Much ado has been made of Barack Obama's purported declaration that "If you've got a business- you didn't build that." Democratic pleas that the President's remarks are being taken out of context will have little effect in certain quarters of the electorate. It is ridiculous to suggest, as Republicans contend, that Obama was wholesale denying the value of individual initiative and entrepreneurship. He was, however, arguing that our social responsibilities and indebtedness remain robust, even grow, as our individual success contributes to the general prosperity. That message will never be welcome among voters who are persuaded that taxes must never be raised on "job creators," no matter how much context is provided for the President's phraseology.
In fairness, Mitt Romney's words have been subject to similar parsing in the course of this campaign. In August of 2011, during a soapbox talk at the Iowa State Fair, Romney made the unfortunately phrased declaration that "corporations are people, my friend." Debbie Wasserman Schultz, chairman of the Democratic National Committee, called this a "shocking admission." Republicans would correctly point out that Romney's words are only shocking if you misconstrue his meaning and elide his subsequent remarks. The former Governor did not mean that corporations themselves have the moral status of human beings, but that "everything corporations earn ultimately goes to people."
Still, put into the larger context of his campaign message, Romney's statement does draw a clear contrast between his perspective and that of the President. This June in Wisconsin, Romney accused the President of being "out of touch," saying, "He says we need more fireman, more policeman, more teachers. Did he
not get the message of Wisconsin? The American people did. It’s time for
us to cut back on government and help the American people." If we place this quote next to Romney's declaration of last August; what other implication can we draw except that corporations are people, but firemen, policemen, and teachers are not?

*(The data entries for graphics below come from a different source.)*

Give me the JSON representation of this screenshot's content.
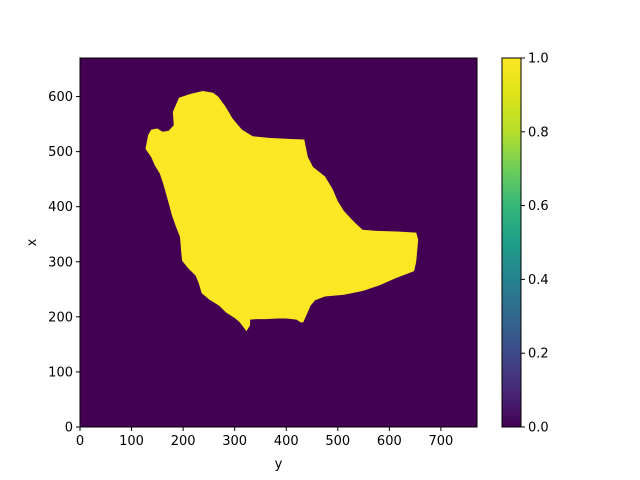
{
  "chart_data": {
    "type": "heatmap",
    "title": "",
    "xlabel": "y",
    "ylabel": "x",
    "xlim": [
      0,
      770
    ],
    "ylim": [
      0,
      670
    ],
    "xticks": [
      0,
      100,
      200,
      300,
      400,
      500,
      600,
      700
    ],
    "yticks": [
      0,
      100,
      200,
      300,
      400,
      500,
      600
    ],
    "colormap": "viridis",
    "background_value": 0.0,
    "background_color": "#440154",
    "mask_value": 1.0,
    "mask_color": "#fde725",
    "region_boundary": [
      [
        127,
        505
      ],
      [
        132,
        530
      ],
      [
        138,
        540
      ],
      [
        150,
        542
      ],
      [
        160,
        536
      ],
      [
        172,
        538
      ],
      [
        182,
        548
      ],
      [
        180,
        572
      ],
      [
        192,
        598
      ],
      [
        212,
        604
      ],
      [
        238,
        610
      ],
      [
        258,
        607
      ],
      [
        268,
        600
      ],
      [
        282,
        582
      ],
      [
        296,
        560
      ],
      [
        314,
        540
      ],
      [
        335,
        528
      ],
      [
        366,
        525
      ],
      [
        408,
        523
      ],
      [
        435,
        522
      ],
      [
        438,
        508
      ],
      [
        442,
        490
      ],
      [
        452,
        472
      ],
      [
        475,
        455
      ],
      [
        490,
        432
      ],
      [
        500,
        410
      ],
      [
        512,
        392
      ],
      [
        532,
        372
      ],
      [
        548,
        358
      ],
      [
        575,
        356
      ],
      [
        615,
        355
      ],
      [
        652,
        353
      ],
      [
        656,
        340
      ],
      [
        652,
        300
      ],
      [
        648,
        283
      ],
      [
        612,
        270
      ],
      [
        580,
        257
      ],
      [
        548,
        247
      ],
      [
        512,
        240
      ],
      [
        475,
        237
      ],
      [
        456,
        230
      ],
      [
        447,
        220
      ],
      [
        440,
        205
      ],
      [
        433,
        190
      ],
      [
        428,
        190
      ],
      [
        420,
        195
      ],
      [
        400,
        197
      ],
      [
        383,
        197
      ],
      [
        360,
        196
      ],
      [
        342,
        196
      ],
      [
        330,
        195
      ],
      [
        330,
        185
      ],
      [
        323,
        174
      ],
      [
        318,
        180
      ],
      [
        310,
        190
      ],
      [
        300,
        198
      ],
      [
        283,
        208
      ],
      [
        270,
        220
      ],
      [
        250,
        232
      ],
      [
        236,
        243
      ],
      [
        230,
        262
      ],
      [
        224,
        275
      ],
      [
        210,
        288
      ],
      [
        198,
        302
      ],
      [
        196,
        320
      ],
      [
        194,
        345
      ],
      [
        186,
        364
      ],
      [
        178,
        385
      ],
      [
        174,
        400
      ],
      [
        168,
        420
      ],
      [
        162,
        440
      ],
      [
        155,
        460
      ],
      [
        145,
        475
      ],
      [
        138,
        490
      ]
    ],
    "colorbar": {
      "min": 0.0,
      "max": 1.0,
      "ticks": [
        "0.0",
        "0.2",
        "0.4",
        "0.6",
        "0.8",
        "1.0"
      ]
    },
    "grid": false,
    "legend": "none"
  }
}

Romney's defenders would no doubt insist that this is a misreading of the candidate's words. At the very least, however, they beg an inquiry into his larger perspective. If Romney is spontaneously capable of articulating that "everything corporations earn ultimately goes to people;" why is he not likewise intuitively capable of acknowledging that everyone rescued, protected or educated by the groups he denigrates are people too?
Though a narrow focus on a candidate's phrasing offers little insight into his or her policy positions, the extemporaneous choice of words can open a window onto a candidate's general values, priorities, and political reflexes. Whether any of the statements quoted above represent genuine "gaffes," they do in some sense offer a picture of two general world views. The President spontaneously stresses our responsibilities to one another over the rewards due individual initiative. Mitt Romney, by contrast, reflexively exalts monetary earnings and and is dismissive of personal labor. This fall the voters must decide which perspective they find more humanistic and humane, which represents a clearer and more positive break with our recent past, and which will best serve the nation in a time of economic distress.